E' con Civati la speranza di cambiare

Sinceramente non mi sorprendono gli entusiastici commenti che salutano la trionfale cavalcata di Matteo Renzi nei circoli PD come il segnale del vero cambiamento. Anzi mi paiono più complementi alla sagra dell’ovvio che seria analisi politica. Desiderio di perpetuare una competizione interna tra correnti che tanta parte ha avuto nei fallimenti del PD, ma che continua ad essere materia fondamentale per creare una notizia vendibile.
Andrea Pradi Coordinatore Mozione Civati per il Trentino, "Trentino", 21 novembre 2013

La competizione interessa molto più che la cooperazione, perché dà sempre un vincitore ed un vinto e mai una composizione di interessi. E tuttavia c’è qualcuno, come Pippo Civati, che sta tentando di farci uscire da questa logica competitiva, che dai D’alema e Veltroni è arrivata fino al binomio Cuperlo-Renzi, passando per il Bersani-Franceschini.
Che sta provando a ricostruire culturalmente, e non solo elettoralmente, il Partito Democratico e l’area del centro- sinistra italiano. Che vuole farlo aprendo alla partecipazione un Partito che fino ad ora si è sempre più rinchiuso a tutela degli interessi della sua classe dirigente, trascurando quella domanda di ascolto che comunque proveniva dal paese e che il PD non è riuscito a veicolare.
Un tentativo che viene fatto non per recuperare i voti del centro destra, ma per restituire alla politica tutti coloro che in questi anni essa non è riuscita, o non ha voluto, rappresentare. Quelli che hanno trovato ascolto in luoghi diversi dai canali istituzionali, che hanno trovato asilo nella protesta dell’antipolitica o che, delusi, si sono abbandonati all’astensionismo. 

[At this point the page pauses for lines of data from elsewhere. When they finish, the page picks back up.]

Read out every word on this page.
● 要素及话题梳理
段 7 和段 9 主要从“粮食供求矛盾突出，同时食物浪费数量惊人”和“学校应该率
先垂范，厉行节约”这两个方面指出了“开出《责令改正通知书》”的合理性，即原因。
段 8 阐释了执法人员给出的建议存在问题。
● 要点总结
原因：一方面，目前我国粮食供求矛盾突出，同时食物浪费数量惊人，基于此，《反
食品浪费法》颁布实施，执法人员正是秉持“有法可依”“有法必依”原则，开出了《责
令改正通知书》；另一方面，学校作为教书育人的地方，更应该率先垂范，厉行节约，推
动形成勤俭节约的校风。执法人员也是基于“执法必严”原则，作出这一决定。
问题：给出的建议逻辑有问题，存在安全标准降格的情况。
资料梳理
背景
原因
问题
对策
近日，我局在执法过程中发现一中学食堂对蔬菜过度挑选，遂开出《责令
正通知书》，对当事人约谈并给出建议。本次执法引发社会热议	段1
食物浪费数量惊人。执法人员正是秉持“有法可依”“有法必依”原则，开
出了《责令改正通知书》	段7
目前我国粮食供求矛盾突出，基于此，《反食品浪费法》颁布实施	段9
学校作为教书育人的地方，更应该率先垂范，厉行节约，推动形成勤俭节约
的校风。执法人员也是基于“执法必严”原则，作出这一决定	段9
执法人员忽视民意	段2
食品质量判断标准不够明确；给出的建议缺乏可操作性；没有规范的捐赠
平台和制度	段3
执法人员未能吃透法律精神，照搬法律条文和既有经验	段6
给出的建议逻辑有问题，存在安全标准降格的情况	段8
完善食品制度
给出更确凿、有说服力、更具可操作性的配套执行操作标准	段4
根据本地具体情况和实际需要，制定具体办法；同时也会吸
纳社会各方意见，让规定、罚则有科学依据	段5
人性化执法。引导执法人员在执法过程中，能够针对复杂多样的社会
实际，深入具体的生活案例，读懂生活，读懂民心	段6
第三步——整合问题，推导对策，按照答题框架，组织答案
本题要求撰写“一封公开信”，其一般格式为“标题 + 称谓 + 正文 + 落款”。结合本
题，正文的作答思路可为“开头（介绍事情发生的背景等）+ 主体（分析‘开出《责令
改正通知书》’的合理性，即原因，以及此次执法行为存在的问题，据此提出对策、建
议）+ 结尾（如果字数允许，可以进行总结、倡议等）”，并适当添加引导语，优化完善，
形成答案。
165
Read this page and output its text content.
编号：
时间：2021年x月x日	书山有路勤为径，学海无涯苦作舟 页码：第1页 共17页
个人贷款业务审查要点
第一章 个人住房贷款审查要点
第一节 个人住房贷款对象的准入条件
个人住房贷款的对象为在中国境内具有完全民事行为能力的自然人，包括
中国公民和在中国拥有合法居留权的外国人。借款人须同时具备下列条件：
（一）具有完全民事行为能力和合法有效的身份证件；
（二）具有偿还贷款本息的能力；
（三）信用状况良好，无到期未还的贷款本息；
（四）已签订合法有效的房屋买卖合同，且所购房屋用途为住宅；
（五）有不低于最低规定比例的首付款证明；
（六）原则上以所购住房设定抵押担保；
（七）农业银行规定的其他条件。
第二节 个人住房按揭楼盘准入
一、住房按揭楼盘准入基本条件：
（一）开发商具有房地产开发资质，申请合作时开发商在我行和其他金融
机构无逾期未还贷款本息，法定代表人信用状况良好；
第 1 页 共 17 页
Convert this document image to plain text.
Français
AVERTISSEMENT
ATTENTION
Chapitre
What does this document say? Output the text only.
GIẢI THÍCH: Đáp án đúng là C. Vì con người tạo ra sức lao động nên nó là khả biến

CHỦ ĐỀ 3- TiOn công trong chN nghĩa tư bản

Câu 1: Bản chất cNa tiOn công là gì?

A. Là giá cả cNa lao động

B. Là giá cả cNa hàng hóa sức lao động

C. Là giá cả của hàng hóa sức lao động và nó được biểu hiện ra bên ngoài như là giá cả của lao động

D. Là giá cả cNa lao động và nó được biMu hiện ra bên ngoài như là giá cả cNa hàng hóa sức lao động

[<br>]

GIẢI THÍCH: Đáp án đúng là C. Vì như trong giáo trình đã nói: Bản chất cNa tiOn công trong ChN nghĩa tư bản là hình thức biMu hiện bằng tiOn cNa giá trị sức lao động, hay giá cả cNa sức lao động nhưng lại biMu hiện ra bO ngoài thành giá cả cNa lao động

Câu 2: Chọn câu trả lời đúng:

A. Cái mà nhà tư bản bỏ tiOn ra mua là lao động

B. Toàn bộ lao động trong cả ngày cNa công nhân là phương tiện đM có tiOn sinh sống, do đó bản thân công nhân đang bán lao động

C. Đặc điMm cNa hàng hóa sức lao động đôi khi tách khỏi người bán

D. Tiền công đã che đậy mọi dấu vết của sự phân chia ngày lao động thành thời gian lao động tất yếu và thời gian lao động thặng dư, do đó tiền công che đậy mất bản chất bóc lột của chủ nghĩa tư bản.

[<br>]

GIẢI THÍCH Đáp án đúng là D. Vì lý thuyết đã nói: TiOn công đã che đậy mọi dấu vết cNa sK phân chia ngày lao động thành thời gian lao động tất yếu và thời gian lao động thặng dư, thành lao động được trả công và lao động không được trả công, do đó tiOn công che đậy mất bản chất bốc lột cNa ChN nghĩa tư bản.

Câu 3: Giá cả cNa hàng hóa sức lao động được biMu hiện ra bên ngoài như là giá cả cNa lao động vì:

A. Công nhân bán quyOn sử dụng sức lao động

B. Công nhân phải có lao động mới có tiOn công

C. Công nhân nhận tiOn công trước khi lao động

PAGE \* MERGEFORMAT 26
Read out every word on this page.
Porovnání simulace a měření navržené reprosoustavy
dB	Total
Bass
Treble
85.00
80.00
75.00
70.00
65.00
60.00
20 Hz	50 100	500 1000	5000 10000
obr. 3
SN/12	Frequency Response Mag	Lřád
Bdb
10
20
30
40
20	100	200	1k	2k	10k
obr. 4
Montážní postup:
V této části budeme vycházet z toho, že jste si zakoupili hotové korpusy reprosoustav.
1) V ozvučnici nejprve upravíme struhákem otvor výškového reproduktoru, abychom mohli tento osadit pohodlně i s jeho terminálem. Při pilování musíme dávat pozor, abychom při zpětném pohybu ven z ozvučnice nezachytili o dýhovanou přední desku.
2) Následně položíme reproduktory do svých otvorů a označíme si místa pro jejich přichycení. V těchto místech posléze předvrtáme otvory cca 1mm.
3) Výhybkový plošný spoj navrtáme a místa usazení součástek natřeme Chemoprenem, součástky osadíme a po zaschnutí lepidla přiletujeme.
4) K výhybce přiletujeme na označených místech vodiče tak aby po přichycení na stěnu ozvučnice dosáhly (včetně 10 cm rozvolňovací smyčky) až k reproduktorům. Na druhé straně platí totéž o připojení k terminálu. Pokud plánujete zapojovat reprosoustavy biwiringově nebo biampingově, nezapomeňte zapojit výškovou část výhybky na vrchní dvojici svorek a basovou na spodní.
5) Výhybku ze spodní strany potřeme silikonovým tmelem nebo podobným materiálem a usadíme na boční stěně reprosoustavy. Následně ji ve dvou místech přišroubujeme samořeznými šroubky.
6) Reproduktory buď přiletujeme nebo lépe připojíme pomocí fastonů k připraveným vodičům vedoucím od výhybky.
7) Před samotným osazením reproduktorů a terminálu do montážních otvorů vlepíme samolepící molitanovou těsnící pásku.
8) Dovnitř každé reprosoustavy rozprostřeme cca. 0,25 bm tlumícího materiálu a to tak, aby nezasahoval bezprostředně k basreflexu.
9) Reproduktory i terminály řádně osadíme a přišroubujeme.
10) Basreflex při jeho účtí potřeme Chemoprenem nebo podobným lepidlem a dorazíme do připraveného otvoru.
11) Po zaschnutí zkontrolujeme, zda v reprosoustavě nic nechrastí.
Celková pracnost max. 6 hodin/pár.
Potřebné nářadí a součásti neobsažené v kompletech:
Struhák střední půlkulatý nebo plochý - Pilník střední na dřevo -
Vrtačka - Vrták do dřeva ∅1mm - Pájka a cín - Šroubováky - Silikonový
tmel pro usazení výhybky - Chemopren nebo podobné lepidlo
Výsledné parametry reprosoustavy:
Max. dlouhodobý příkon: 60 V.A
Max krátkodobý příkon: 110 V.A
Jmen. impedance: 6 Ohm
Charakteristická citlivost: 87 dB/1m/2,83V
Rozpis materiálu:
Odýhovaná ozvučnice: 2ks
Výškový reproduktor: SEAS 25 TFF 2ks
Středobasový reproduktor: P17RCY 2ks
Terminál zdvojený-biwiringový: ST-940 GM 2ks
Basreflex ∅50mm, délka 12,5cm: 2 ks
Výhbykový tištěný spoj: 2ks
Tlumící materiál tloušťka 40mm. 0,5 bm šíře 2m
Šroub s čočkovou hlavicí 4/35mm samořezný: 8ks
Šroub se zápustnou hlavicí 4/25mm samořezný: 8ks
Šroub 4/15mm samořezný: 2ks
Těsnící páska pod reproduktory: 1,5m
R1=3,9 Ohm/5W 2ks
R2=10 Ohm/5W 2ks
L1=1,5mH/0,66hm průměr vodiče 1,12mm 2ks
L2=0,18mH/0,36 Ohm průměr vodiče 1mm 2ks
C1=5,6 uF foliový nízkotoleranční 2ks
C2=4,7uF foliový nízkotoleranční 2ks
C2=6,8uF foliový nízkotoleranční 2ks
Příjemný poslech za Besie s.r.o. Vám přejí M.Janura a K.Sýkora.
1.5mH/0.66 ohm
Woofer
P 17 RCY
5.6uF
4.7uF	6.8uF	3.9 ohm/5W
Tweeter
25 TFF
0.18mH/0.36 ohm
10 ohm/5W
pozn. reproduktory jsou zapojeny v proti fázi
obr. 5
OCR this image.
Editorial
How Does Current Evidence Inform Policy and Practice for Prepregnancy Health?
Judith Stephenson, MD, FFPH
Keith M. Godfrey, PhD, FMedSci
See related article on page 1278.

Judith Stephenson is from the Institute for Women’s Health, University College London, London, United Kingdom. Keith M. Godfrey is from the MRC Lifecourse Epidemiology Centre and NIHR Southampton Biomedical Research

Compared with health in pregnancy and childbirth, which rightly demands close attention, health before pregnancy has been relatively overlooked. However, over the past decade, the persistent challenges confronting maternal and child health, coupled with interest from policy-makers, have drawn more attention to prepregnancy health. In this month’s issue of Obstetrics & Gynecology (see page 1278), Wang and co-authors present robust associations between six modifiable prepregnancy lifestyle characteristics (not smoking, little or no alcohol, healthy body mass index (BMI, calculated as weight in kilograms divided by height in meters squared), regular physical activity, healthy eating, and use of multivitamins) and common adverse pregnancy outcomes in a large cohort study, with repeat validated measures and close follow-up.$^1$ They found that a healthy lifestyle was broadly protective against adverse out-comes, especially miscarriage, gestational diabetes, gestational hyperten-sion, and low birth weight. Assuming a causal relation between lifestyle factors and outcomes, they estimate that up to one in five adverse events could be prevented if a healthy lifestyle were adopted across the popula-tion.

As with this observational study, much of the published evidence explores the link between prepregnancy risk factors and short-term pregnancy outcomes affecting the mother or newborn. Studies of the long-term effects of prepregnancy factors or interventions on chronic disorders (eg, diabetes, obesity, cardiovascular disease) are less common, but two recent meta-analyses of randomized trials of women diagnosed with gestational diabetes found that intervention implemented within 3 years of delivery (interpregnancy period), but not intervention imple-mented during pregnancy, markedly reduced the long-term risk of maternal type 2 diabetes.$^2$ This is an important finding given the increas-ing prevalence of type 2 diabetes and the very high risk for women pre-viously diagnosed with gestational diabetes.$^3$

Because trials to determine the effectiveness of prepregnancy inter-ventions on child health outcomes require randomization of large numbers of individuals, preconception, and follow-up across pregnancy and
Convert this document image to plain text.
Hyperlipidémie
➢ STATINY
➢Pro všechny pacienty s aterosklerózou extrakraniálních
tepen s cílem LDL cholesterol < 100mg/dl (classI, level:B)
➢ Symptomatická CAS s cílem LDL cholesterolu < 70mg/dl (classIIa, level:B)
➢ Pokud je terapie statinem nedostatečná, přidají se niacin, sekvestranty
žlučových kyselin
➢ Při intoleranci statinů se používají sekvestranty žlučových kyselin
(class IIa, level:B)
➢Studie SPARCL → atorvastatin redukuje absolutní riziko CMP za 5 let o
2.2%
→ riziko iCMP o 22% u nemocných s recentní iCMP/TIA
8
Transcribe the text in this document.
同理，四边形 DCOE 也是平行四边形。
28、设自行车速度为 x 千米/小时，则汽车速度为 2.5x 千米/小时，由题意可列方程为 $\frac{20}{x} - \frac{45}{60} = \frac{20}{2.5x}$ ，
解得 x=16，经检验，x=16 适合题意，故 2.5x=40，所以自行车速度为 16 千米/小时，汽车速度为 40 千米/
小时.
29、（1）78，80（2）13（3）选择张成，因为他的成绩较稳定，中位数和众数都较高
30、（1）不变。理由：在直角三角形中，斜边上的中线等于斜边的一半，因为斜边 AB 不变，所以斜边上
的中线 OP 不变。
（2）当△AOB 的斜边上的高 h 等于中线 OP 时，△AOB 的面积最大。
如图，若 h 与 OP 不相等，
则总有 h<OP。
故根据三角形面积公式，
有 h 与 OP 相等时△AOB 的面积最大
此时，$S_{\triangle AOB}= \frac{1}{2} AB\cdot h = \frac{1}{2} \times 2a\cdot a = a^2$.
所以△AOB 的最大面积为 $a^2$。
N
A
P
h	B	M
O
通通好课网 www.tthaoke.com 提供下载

Ed è un vero peccato che questo tentativo venga aggettivato come minoritario, residuale o movimentista. Perché denota una certa superficialità nell’affrontare un dibattito che dovrebbe essere serio ed importante e che invece viene ridotto ad un referendum pro o contro una persona, allo scontro tra l’apparato e l’anti-apparato. Perché in mezzo ci sono i democratici, quelli che in questi anni hanno affrontato campagne politiche anche non condivise dalla dirigenza del partito. E le hanno vinte perché erano giuste anche se non promosse dal partito. Ecco, Civati mette al centro della sua mozione la partecipazione e la condivisione delle scelte. Solo ricostruendo la quale il PD può legittimamente candidarsi ad affidabile guida politica del paese.
Diffondendo il potere nell’interesse dei molti e non concentrandolo per la convenienza dei pochi il PD potrà riacquistare quella capacità rappresentativa perduta. Partendo dal basso, dai circoli che devono essere i primi luoghi di discussione e elaborazione politica. Aperti alla partecipazione e all’ascolto di tutti i cittadini e non comitati elettorali a sostegno di alcuni. Un partito che dice e condivide quello che vuol fare per poi aver legittimazione a fare quello che ha detto e condiviso. 

Ci eravamo illusi che la grande crisi potesse cambiare le coordinate culturali in cui anche la sinistra si è mossa in questi anni. Ed invece essa ha rappresentato la giustificazione per fare tutto il contrario di ciò che si sarebbe dovuto fare e che era stato concordato con gli elettori. In nome della stabilità dei conti pubblici abbiamo sacrificato quel cambiamento che avevamo promesso. Al posto del governo del cambiamento abbiamo trovato quello delle larghe intese. E passi il fastidio estetico di governare con il centro destra di Alfano e Berlusconi. La rinuncia però a 4,5 miliardi di euro di tasse sul patrimonio immobiliare per lasciare abbandonati al loro destino 130 mila esodati, per ridurre le risorse da investire in scuola ed università o per abbassare in maniera stravagante la tassazione sui redditi da lavoro o impresa, non ha solo una valenza estetica, ma è questione di sostanza politica è questione che tocca tutti.
Le necessità di bilancio hanno costituito l’alibi per bloccare la politica in un perenne stato di necessità espropriando il circuito democratico della sua capacità decisionale. Forse sono servite a rassicurare i mercati e gli investitori, ma non sono certo servite a restituire ai cittadini una speranza per il loro futuro. Il compito che Civati vuole svolgere candidandosi alla segreteria del PD, non è combattere una battaglia di retroguardia, antagonista o di mera testimonianza, ma far vincere un partito che sia un progetto collettivo in grado rilegittimare la democrazia rappresentativa e restituire la speranza in una prospettiva di futuro migliore per tutti.